Reasons Not To Retouch Photos.

Be Authentic.

One of the biggest photography trends of the last few years has been authenticity. The concept allows not only to win over and sell more stock images but also to conquer the hearts of a contemporary audience. A perfect image no longer guarantees success. Influencers and celebrities refuse to retouch or edit their photos, as people have become more adept at spotting retouched photos. They want to experience the quirks and imperfections of real life.

Unrealistic and over-retouched photographs have resulted in boycotts in the fashion industry. There is even a photoshop section said to be a feminist site called “Photoshop of Horrors. The section highlights photo retouching failures. Kate Moss’s fingerless daughter appeared in Vogue, a copy of Moschino’s “amputation” of models’ legs, and a $10k offer for an unretouched photoshoot with Lena Dunham for Vogue.

The authors demonstrate the importance of authenticity and provide valid reasons to avoid photo retouching. Since even the tiniest details involved as editing can drastically alter an image.

Honesty is important.

Several ethical and moral issues arise with photo retouching, and one of them relates to the honesty of a brand in front of a client. Retouched photos can communicate a false message, appearing as if an organization or individual is lying to its audience. Here’s a situation to help explain the above statement.

A few clothes you ordered online are on their way to you. When the package arrived, disappoints you with ugly look. It was of poor quality, and the fit was not as I expected. As a result, you (as a customer) were very disappointed because your expectations were too high.
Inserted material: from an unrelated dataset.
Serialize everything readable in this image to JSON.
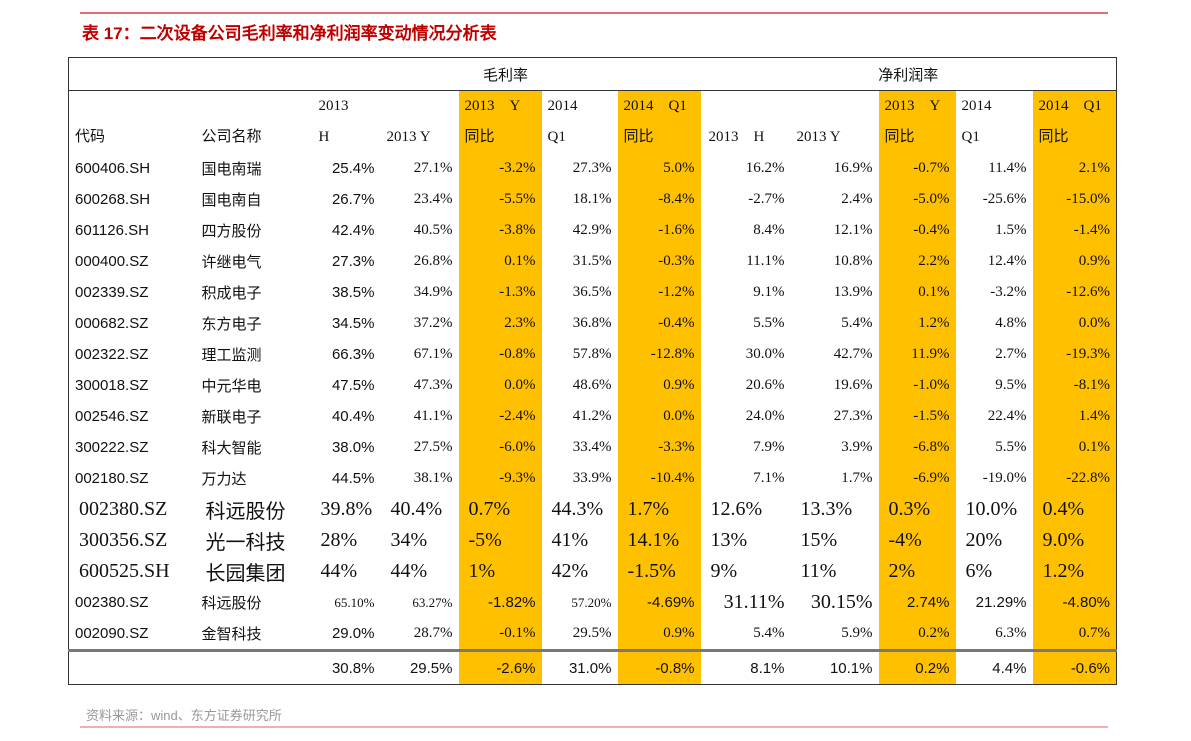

Although the sediment remained, you returned the piece and got your money back.

Brands should refuse to retouch photos in these situations since they occur frequently. It might also hurt their reputation if they fail to comply with all marketing efforts and fail to deliver.

Responsible Behavior.

Photographers’ responsibility before an audience is a compelling argument against photo retouching. Irrespective of how many subscribers your brand has, the message you communicate remains your responsibility.

Teenagers’ depression and anxiety are the most revealing examples. There is a sense that something is wrong among young people when they receive incorrect messages from influencers, media, and brands.

The diets followed by Victoria’s Secret models and other brands promoting similar messages exhaust girls. Furthermore, no one is telling them that wrinkles, spots, and curves are natural and beautiful because they are part of who you are. When you fail to lose weight or meet an unrealistic body standard, you may experience apathy, frustration, and anxiety.

That is why retouchers and brands should be aware of their responsibilities. Often, there will be outrage if the retouching is not thoughtful and does not convey its message. At the very least, if more obvious retouching is needed, people should be aware that some images have changed, does not represent the reality, and must consider as art.

Even though photo retouching seems like a heated topic, young people are more likely to be affected by it. Since they’re more prone to social media influence. It’s up to you how you feel about photo retouching. We can safely conclude that photo retouching is food for thought for brands, audiences, and professional photographers.